This ad, from the 1880 City Directory, features the Remy Hotel, once located on the southwest quadrant of the Circle in downtown Indianapolis.  The hotel was built in 1875 by Allison C. Remy, who went on to be Marion County Commissioner from 1976 – 1879.

Remy sold the hotel in 1879 to Edwin Egnew, who refurbished the facade and  renamed it the Brunswick Hotel, opening in May 1880.  At some point thereafter, brothers J.H. and W. Swart purchased the hotel.  In 1890 or 91, J.M. South became the proprietor of the Brunswick Hotel.

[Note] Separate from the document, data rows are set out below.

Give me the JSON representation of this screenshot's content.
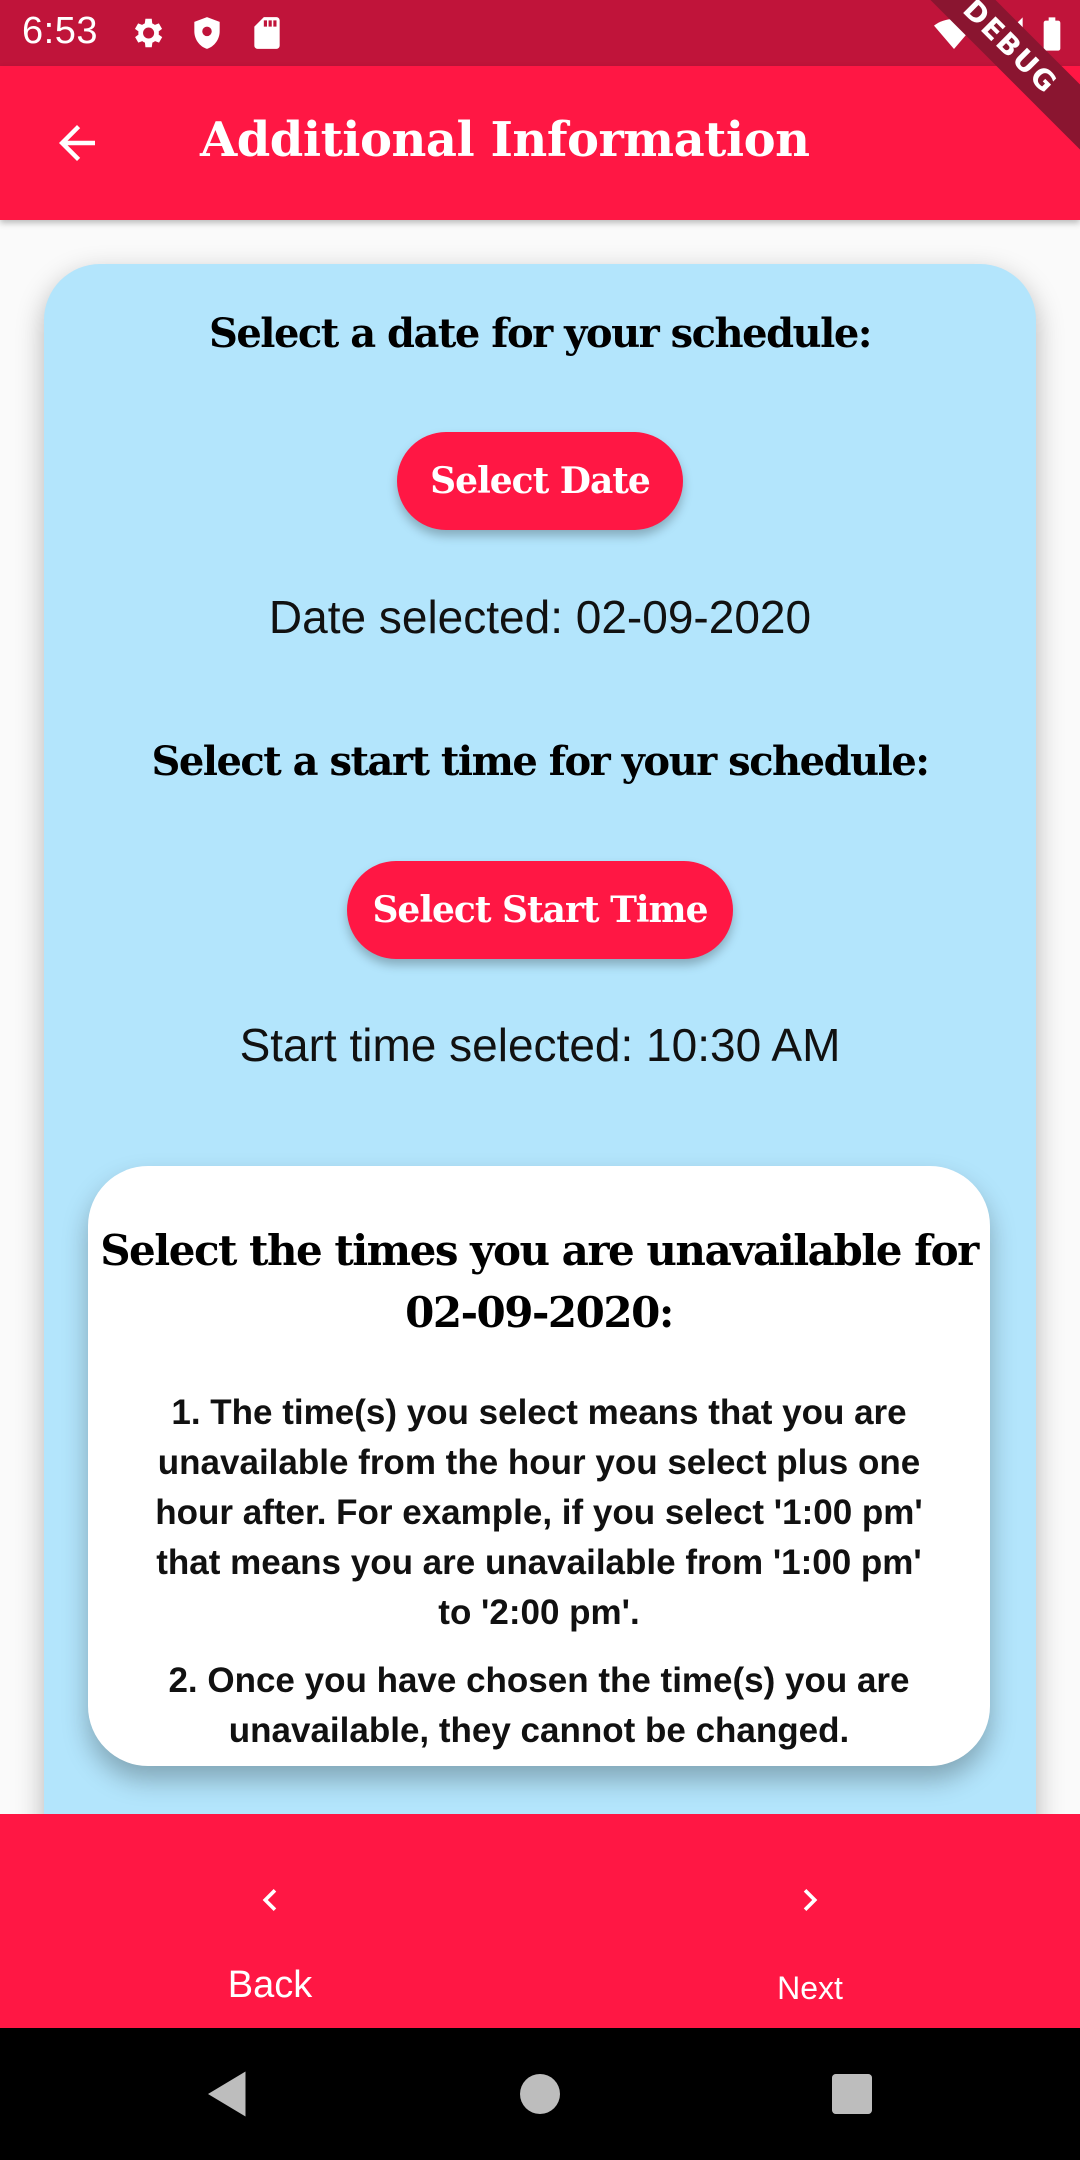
{
  "status_bar": {
    "time": "6:53",
    "debug_label": "DEBUG"
  },
  "app_bar": {
    "title": "Additional Information"
  },
  "schedule": {
    "date_heading": "Select a date for your schedule:",
    "date_button": "Select Date",
    "date_selected": "Date selected: 02-09-2020",
    "start_heading": "Select a start time for your schedule:",
    "start_button": "Select Start Time",
    "start_selected": "Start time selected: 10:30 AM"
  },
  "unavailable": {
    "heading_line1": "Select the times you are unavailable for",
    "heading_line2": "02-09-2020:",
    "rule1_line1": "1.   The time(s) you select means that you are",
    "rule1_line2": "unavailable from the hour you select plus one",
    "rule1_line3": "hour after. For example, if you select '1:00 pm'",
    "rule1_line4": "that means you are unavailable from '1:00 pm'",
    "rule1_line5": "to '2:00 pm'.",
    "rule2_line1": "2.   Once you have chosen the time(s) you are",
    "rule2_line2": "unavailable, they cannot be changed."
  },
  "bottom_nav": {
    "back_label": "Back",
    "next_label": "Next"
  },
  "colors": {
    "status_bar": "#c0143a",
    "primary": "#ff1744",
    "card_bg": "#b3e5fc",
    "inner_card_bg": "#ffffff"
  },
  "icons": {
    "status": [
      "gear-icon",
      "shield-icon",
      "sd-card-icon",
      "wifi-icon",
      "signal-icon",
      "battery-icon"
    ],
    "app_bar": "arrow-back-icon",
    "bottom_nav": [
      "chevron-left-icon",
      "chevron-right-icon"
    ],
    "system_nav": [
      "nav-back-icon",
      "nav-home-icon",
      "nav-recents-icon"
    ]
  }
}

The hotel was described as:

“a substantial four story brick structure with based and 75 x 100 feet in dimensions.  On the first floor is situated a handsomely furnished and conveniently arranged office, a commodious dining room with a seating capacity for 100 guests, reading and writing rooms and billiard parlors, check and baggage rooms.  On the second floor are elegantly furnished parlors, receptions rooms and apartments en suite, while the entire third and fourth floors are occupied for guest chambers, all en suite.  The basement floor is used for barber shop and bath rooms, gentlemen’s wash room and closets and for the kitchen, culinary and laundry departments, the entire building being used exclusively for hotel purposes.”